Highlights of Economic Survey 2017-18

Union finance Minister Arun Jaitley tabled the Economic Survey 2017-18 in Parliament during 2018 budget session. The survey was authored by chief economic adviser in the finance ministry Arvind Subramanian. The survey projects economy to grow in the range of 7% to 7.50% in the next fiscal year 2018-19 in the post-demonetisation year. Suvey 2017-18 was in pink colour to highlight gender issues.

Key Highlights of Survey

Growth Forecast: The real GDP growth projections for 2017-18 is expected to be around 6.75%, which is further expected to reach to 7-7.5% in 2018-19 driven by major reforms initiated by the government. There was reversal of declining trend of GDP growth in second quarter of 2017-18. The growth during this period was led by industry sector. Agriculture, industry and services sectors are expected to grow at the rate of 2.1%, 4.4%, and 8.3% respectively in 2017-18.

Fiscal discipline: The fiscal deficit as percentage to GDP to remain stable at 3.2%, indicating that government’s priority still lies in fiscal consolidation.

Inflation: Lower CPI inflation average to 3.33% will be seen but higher WPI Inflation average to 2.9% in 2017-18.

Exports: Growth of exports rebounded into positive one during 2016-17 and expected to grow faster in 2017-18 to 12.1% after remaining in negative territory for a couple of years.

Forex reserves: India can be rated as among the best performing economies in the world with its foreign exchange reserves shooting to $409.4 billion.

Goods and Services Tax (GST): It has given new perceptive of Indian economy and new data on indirect taxation has emerged. There has been a 50% increase in number of indirect taxpayers.

India’s formal sector: The formal non-farm payroll is substantially greater than currently believed to be. When formality was defined in terms of social security provisions like EPFO/ESIC, then the formal sector payroll was found to be about 31% of the non-agricultural work force. When it was defined in terms of being part of the GST net, then such formal sector payroll share was found to be 53%.

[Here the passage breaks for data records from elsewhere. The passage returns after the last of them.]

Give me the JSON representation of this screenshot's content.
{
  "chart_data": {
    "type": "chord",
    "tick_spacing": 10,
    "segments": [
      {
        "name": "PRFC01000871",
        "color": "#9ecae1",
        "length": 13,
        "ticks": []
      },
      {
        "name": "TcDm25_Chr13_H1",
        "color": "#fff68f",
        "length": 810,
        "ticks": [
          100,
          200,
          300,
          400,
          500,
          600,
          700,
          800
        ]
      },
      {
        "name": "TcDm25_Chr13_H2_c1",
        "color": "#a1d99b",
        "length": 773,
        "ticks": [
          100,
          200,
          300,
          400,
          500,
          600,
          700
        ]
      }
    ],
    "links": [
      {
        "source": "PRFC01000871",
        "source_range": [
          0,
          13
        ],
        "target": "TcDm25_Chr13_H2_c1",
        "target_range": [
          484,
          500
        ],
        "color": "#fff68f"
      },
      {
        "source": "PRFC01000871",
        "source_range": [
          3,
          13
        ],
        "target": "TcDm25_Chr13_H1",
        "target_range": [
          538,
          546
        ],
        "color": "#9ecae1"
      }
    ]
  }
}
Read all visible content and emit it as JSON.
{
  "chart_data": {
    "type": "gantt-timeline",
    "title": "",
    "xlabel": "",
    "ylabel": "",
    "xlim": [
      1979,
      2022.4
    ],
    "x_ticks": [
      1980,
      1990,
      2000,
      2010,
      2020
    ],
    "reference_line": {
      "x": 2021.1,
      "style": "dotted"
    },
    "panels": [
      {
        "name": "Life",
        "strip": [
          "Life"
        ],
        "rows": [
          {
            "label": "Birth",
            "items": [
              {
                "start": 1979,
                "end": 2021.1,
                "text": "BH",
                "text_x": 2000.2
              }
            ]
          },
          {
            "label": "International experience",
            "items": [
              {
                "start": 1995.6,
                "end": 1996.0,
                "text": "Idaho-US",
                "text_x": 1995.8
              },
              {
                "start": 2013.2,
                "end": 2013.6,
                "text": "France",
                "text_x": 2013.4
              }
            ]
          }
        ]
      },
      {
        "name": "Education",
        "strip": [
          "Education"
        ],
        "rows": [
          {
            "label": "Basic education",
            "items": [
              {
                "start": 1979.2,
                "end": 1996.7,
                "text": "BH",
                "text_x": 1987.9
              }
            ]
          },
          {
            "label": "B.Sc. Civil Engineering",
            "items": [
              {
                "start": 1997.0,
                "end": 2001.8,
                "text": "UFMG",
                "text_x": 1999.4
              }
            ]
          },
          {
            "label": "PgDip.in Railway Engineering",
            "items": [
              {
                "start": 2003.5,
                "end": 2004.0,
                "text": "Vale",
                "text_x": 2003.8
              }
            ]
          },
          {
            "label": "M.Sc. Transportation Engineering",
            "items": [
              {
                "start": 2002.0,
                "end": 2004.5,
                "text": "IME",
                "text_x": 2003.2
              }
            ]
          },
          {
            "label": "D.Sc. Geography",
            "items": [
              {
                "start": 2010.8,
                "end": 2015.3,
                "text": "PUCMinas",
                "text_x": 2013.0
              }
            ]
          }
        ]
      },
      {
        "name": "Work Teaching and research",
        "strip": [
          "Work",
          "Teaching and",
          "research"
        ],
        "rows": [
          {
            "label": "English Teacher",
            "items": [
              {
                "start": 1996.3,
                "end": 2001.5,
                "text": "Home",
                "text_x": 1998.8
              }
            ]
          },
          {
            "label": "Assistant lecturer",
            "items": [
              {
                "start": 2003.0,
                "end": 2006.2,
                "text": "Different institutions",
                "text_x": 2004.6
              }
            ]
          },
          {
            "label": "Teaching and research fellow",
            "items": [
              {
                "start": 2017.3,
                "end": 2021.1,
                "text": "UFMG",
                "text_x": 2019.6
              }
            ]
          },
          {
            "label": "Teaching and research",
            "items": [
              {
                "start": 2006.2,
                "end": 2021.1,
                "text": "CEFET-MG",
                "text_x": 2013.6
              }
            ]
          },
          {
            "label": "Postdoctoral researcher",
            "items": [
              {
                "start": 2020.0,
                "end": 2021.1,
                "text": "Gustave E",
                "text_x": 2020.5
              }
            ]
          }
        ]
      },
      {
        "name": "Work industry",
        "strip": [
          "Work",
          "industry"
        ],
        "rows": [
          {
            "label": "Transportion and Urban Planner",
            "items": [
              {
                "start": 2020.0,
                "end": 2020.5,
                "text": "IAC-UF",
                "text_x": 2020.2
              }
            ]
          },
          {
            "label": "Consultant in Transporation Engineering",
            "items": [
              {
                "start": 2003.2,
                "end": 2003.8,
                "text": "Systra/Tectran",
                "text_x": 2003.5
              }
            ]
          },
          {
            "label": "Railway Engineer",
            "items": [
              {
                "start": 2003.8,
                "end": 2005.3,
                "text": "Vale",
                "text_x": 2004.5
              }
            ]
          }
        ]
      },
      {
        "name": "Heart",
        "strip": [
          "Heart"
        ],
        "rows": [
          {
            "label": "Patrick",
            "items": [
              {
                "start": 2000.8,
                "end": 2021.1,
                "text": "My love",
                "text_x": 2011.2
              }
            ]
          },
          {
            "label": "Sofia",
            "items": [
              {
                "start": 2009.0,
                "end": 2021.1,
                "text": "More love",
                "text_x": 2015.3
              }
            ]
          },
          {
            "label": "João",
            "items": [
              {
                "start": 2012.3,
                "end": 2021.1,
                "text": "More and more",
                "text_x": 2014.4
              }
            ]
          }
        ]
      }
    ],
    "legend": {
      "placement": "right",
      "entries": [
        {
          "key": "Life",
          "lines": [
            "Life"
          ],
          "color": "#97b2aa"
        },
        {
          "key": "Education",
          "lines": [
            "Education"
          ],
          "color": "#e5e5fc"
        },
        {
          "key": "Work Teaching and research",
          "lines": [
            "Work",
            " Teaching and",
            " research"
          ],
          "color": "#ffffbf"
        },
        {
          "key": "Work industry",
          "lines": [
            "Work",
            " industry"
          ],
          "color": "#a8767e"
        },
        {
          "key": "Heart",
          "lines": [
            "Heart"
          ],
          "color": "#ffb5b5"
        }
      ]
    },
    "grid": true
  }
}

International exports of states: For the first time in India’s history, data on the international exports of states was dwelled in Economic Survey. It indicates strong correlation between export performance and states’ standard of living. States exporting internationally and trading with other states were found to be richer. Thus, such correlation is stronger between prosperity and international trade.

Firms and Exports: India’s exports are unusual as largest firms account for a much smaller share of exports than in other comparable countries. Top 1% of Indian firms account only for 38% of exports unlike in other countries where they account for substantially greater share – (72%, 68%, 67% and 55% in Brazil, Germany, Mexico and US respectively). Such tendencies were also found to be true for top 5-10% of the Indian companies.

Desire for male child: Indian society exhibits a strong desire for male child. It pointed out that most parents continued to have children until they get number of sons. Various scenarios leading to skewed sex ratios have been mentioned in survey and it also gave comparison on sex ratio by birth between India and Indonesia.

Tax disputes: Tax departments in India have gone in for contesting against in several tax disputes but with low success rate which is below 30%. About 66% of pending cases accounted for only 1.8% of value at stake. It further stated that 0.2% of cases accounted for 56% of value at stake.

Impact of climate change on agricultural yields: Extreme temperature increases and deficiency in rainfall have due to climate change and its impact on agricultural yields has been captured in survey. The impact was found to be twice as large in un-irrigated areas as in irrigated ones.